The next day my parents were off to visit my maternal grandparents in Toowoomba, a red and dusty town nearly three hours away. I begged off, citing a huge homework load. Guy rang just after they left.

‘Do you want to pop round to my place and I'll make you a coffee?' I offered. ‘I can play you what I've got on the piano and you can tell me if it's shit or not.'

Guy paused. I could tell he wasn't sure what I was talking about.

‘Ahhh … sure. Just quickly, and just for a coffee.'

We spent an hour tinkling at the piano and he brought my old nylon-stringed guitar to life, playing it like it had never been played before.

‘You're not half bad,' he nodded as I played him my work in progress.

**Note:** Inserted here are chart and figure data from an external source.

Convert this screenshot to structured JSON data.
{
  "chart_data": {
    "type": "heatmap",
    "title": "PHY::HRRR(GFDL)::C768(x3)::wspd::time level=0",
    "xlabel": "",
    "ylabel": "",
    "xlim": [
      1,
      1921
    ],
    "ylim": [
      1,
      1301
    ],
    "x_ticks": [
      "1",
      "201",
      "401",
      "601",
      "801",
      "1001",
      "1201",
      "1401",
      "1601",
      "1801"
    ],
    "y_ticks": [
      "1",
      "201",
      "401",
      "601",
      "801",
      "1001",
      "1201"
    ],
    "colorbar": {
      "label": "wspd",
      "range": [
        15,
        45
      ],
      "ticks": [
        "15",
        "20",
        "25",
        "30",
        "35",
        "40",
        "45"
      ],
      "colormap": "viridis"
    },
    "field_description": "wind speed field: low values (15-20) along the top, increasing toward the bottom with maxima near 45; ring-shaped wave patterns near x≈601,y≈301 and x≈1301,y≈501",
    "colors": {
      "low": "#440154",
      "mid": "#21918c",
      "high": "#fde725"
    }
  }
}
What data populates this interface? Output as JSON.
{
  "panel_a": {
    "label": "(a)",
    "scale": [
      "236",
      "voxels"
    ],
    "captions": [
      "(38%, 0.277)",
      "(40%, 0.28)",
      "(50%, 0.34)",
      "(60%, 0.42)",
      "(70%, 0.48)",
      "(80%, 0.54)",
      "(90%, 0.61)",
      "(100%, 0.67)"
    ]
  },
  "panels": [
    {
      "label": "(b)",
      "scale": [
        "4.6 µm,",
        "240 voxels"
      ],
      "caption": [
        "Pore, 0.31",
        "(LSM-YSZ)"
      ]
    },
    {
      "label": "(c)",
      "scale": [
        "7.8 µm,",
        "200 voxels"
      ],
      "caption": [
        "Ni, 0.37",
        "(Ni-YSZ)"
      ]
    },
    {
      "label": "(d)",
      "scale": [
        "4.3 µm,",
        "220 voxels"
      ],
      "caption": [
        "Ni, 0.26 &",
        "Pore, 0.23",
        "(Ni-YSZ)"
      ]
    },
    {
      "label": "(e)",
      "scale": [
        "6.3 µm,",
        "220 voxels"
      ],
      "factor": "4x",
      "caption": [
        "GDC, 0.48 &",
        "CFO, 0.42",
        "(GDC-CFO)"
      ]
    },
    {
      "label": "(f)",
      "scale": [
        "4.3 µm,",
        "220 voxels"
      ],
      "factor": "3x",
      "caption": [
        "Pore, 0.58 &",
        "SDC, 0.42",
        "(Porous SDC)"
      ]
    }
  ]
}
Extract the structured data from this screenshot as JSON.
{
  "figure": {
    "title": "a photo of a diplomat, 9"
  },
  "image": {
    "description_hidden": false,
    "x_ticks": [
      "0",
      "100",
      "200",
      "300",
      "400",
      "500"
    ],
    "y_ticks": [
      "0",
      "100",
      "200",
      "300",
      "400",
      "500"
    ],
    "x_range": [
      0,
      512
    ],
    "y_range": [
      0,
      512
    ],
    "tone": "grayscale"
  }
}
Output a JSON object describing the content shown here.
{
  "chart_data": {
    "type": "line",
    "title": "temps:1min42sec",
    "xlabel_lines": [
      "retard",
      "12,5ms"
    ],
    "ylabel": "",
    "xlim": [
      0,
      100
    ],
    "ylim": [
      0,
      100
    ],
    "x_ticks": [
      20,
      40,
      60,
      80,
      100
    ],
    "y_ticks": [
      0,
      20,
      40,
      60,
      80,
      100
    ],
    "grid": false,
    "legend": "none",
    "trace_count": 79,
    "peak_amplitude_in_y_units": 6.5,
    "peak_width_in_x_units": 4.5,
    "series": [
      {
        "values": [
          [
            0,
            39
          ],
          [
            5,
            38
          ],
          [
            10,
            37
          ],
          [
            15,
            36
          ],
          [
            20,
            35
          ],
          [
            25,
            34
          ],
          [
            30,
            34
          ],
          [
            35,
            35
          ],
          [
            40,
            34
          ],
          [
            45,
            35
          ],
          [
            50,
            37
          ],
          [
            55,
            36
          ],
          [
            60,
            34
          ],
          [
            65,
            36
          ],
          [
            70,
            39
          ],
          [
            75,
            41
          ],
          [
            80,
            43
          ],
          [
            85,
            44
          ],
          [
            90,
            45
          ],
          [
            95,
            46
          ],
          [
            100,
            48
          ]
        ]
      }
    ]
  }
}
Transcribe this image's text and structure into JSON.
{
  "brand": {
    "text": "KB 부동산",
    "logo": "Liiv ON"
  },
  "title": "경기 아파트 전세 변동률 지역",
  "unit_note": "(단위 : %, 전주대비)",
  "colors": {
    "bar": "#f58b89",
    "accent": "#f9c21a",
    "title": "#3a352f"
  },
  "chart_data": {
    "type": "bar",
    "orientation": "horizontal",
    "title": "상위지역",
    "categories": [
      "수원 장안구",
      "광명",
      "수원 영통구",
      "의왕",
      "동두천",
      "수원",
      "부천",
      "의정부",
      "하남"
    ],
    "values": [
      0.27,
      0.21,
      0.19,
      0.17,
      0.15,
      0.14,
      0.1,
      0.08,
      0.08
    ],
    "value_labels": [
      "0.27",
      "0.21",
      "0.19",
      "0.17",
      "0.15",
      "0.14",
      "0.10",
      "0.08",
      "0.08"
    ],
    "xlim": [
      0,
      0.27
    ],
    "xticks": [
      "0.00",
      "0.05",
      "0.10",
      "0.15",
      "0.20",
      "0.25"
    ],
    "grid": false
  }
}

He gave me some pointers and then sang me a new song he was working on. After an hour, he stood up and stretched.

‘I gotta go,' he said. ‘Can't hang around here all day. You're a schoolgirl. What would people say?' He laughed and slapped me playfully on the back as I walked him to the door.

‘Catch you later. Thanks for the tips.'

‘You behave,' he called as he bounded down the path.

‘Never!'

I smiled and went back inside and practised my new and improved composition all day.

*

Despite their open-mindedness, my state-school buddies knew only the barest details of my backstage antics. While rock stars were expected to be wanton sex beasts, their partners were labelled sluts. Well aware of this double standard, I held my cards close to my chest away from the safety of the Vulture Club. It made no sense to me that men were allowed to explore their sexuality but women weren't. Weren't we sides of the same coin? Sex made me feel powerful and free and beautiful – something I lacked in my day job as a voiceless, uniformed student. I never saw the groupie set as sluts. We were rock and roll tourists, collecting souvenirs.

One night I stood at my bedroom window, watching the flat sheets of rain pour into our pool, droplets bouncing like bullets from the surface. I couldn't even see the fence or the hibiscus trees by the gate. The sound of the sudden storm was like an air-raid and my plans to throw myself at the frontman of the Radiators were drowning before my eyes. I'd been to a few of their gigs and found him strangely fascinating – odd, definitely, but also bizarrely attractive. Hawklike but sexy in a rough sort of way. I closed my curtains and pulled out some tissues to wipe the make-up from my face. No adventure that night. I was imprisoned by the weather.

My chin was sporting a constellation of spots, only half-hidden by a slash of foundation. There were dark rims, like hubcaps, under my eyes. I looked tired. The rain pelted down outside and I wondered if the Gold Coast might flood like it did in 1974. That had been kind of exciting, being rescued by boat from a neighbour's balcony. Perhaps I'd get out of school for a week or two.

But the rain eased by Friday and Rhonda came to stay for the weekend. We spent Saturday afternoon on the wooden deck of the Lakeside Café at Pacific Fair, exchanging musical titbits.

‘Sandi and the Sunsetz are out of this world. She is so talented,' Rhonda raved. ‘They're from Japan. I just love her.'

‘I'm not so into bands with girl singers.' I popped the bubbles of froth on my vanilla milkshake with a candy-striped straw, while Rhonda sipped her coffee like a grown-up.